Centre Sadisana de l’Institut des sœurs Auxiliatrices de Marie Immaculée : L’abbé Denis Ngambanou, les pères Casimir Moukouba et Aymar Ngole Litama,  50, 30 et 15 ans de sacerdoce accomplis

Situé à Massengo dans le 9e arrondissement Djiri de Brazzaville, le Centre Sadisana appartenant à l’Institut des sœurs Auxiliatrices de Marie Immaculée ayant pour supérieure générale sœur Eliane Julienne Boukaka, a abrité dimanche 5 juillet 2020, la cérémonie commémorative des 50 ans de vie sacerdotale de l’abbé Denis Ngambanou, prêtre de l’archidiocèse de Brazzaville interné dans ce centre pour des raisons de santé; des 30 ans de sacerdoce du père Casimir Moukouba, prêtre religieux de la congrégation du Saint Sacrement ayant séjourné dans ce centre pendant la période du confinement et des 15 ans de presbytérat du père Aymar Golfrand Ngole Litama, prêtre religieux spiritain et aumônier diocésain de l’ACA (Association congolaise «Accompagner»).

Présidée par le père Raphaël Bazebizonza, supérieur des jésuites au Congo, la messe a été concélébrée par les prêtres jubilaires, le père Divin Ngongo, prêtre religieux de la congrégation du Saint Sacrement, les abbés Chandrel Matondo Babindamana, Daska Karel Missamou Malanda, respectivement curé et vicaire de la paroisse Sainte Bernadette de Kasis, Annel Bakanguila, vicaire de la paroisse Saint Théophile de Kindamba, (diocèse de Kinkala), Donatien Djambou, prêtre de l’archidiocèse de Brazzaville en situation de vulnérabilité interné dans ce centre.
Animée par les religieuses de l’Institut à l’honneur, la messe a connu la participation de l’abbé Jean Marie Mbemba Moussosso, prêtre de l’archidiocèse de Brazzaville, interné dans ce centre pour des raisons de santé, et de plusieurs fidèles laïcs astreints à l’observation des mesures barrières édictées par le Gouvernement dans le cadre de la luttte contre la COVID-19.
Dans son homélie, le père Raphaël Bazebizonza a fait savoir: «En pleine crise sanitaire, nous sommes rassemblés dans cette chapelle dédiée à Notre Dame Auxiliatrice pour fêter la bonté et la miséricorde infinies de Dieu. Un Dieu qui se plaît à confondre les puissants, les grands de ce monde en révélant ses secrets aux petits et aux humbles.

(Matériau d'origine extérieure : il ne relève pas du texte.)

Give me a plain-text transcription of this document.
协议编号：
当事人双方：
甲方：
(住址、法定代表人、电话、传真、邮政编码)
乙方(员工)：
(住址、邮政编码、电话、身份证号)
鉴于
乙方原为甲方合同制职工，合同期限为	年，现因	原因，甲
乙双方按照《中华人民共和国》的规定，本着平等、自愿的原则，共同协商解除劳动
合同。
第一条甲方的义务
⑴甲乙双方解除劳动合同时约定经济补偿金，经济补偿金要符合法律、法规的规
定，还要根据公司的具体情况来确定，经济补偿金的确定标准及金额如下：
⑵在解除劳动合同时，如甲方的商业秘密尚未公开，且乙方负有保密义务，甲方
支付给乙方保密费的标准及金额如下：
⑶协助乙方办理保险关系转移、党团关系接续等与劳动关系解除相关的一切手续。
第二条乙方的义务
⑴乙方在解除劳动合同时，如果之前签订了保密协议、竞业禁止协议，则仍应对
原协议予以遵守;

On ne peut pas recevoir la manifestation de Dieu à coup de raisonnements, mais avec son cœur et à force d’aimer. Celui qui se vide de soi-même permet à Dieu de le combler, mais celui qui est plein de soi ne lui laisse pas de place. L’humilité déchire le ciel et fait pleuvoir sur nous une pluie de bénédictions de la part du Seigneur.» S’adressant à ses confrères jubilaires, le prédicateur a affirmé: «Il y a 50 ans, 30 ans, 15 ans, nos Yaya, Denis, Casimir et Aymar se sont attachés à Jésus pour marcher du même pas, ils se sont attelés à la mission d’étendre le règne de miséricorde et de paix dans les cœurs et les cités. Et si jamais la mission devenait un fardeau trop lourd, n’oublions pas que le Seigneur a envie de prendre sur Lui, nos faiblesses, nos fatigues. Ayons l’humilité de déposer nos fardeaux entre ses mains.», a déclaré le célébrant du jour.

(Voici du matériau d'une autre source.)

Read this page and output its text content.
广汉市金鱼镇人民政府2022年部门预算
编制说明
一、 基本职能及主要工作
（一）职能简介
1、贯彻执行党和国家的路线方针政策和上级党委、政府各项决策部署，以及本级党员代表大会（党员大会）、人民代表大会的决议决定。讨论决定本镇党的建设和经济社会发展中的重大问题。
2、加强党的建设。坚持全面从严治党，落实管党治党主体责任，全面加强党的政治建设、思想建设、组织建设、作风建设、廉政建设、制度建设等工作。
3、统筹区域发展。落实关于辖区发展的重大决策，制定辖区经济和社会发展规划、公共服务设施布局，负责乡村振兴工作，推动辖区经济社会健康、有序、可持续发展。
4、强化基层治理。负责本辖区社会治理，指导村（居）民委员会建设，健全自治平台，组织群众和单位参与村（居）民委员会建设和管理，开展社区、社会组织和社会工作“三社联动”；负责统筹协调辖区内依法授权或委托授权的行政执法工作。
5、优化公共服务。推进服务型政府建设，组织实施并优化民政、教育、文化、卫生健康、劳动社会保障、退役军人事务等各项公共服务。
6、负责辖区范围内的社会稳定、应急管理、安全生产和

Vers la fin de la messe, sœur Eliane Julienne Boukaka a rappelé: «Ce matin, nous avons la joie de célébrer avec vous tous qui êtes ici un événement de la vie de quatre personnes dont un demi-siècle de sacerdoce de l’abbé Denis, 30 ans de sacerdoce du père Casimir, 15 ans du père Aymar et nous pouvons même citer 46 ans de sacerdoce de Mgr Anatole Milandou, archevêque de Brazzaville. Une action de grâce pour tant d’années de bonheur et d’épreuves au service de Dieu. Le Christ a prêché l’amour, la miséricorde, la tendresse du Père pour nous ses enfants. C’est cet amour qui pousse des personnes à répondre à l’appel du Seigneur, à se consacrer à Lui, à se donner aux autres, à faire grandir les autres.»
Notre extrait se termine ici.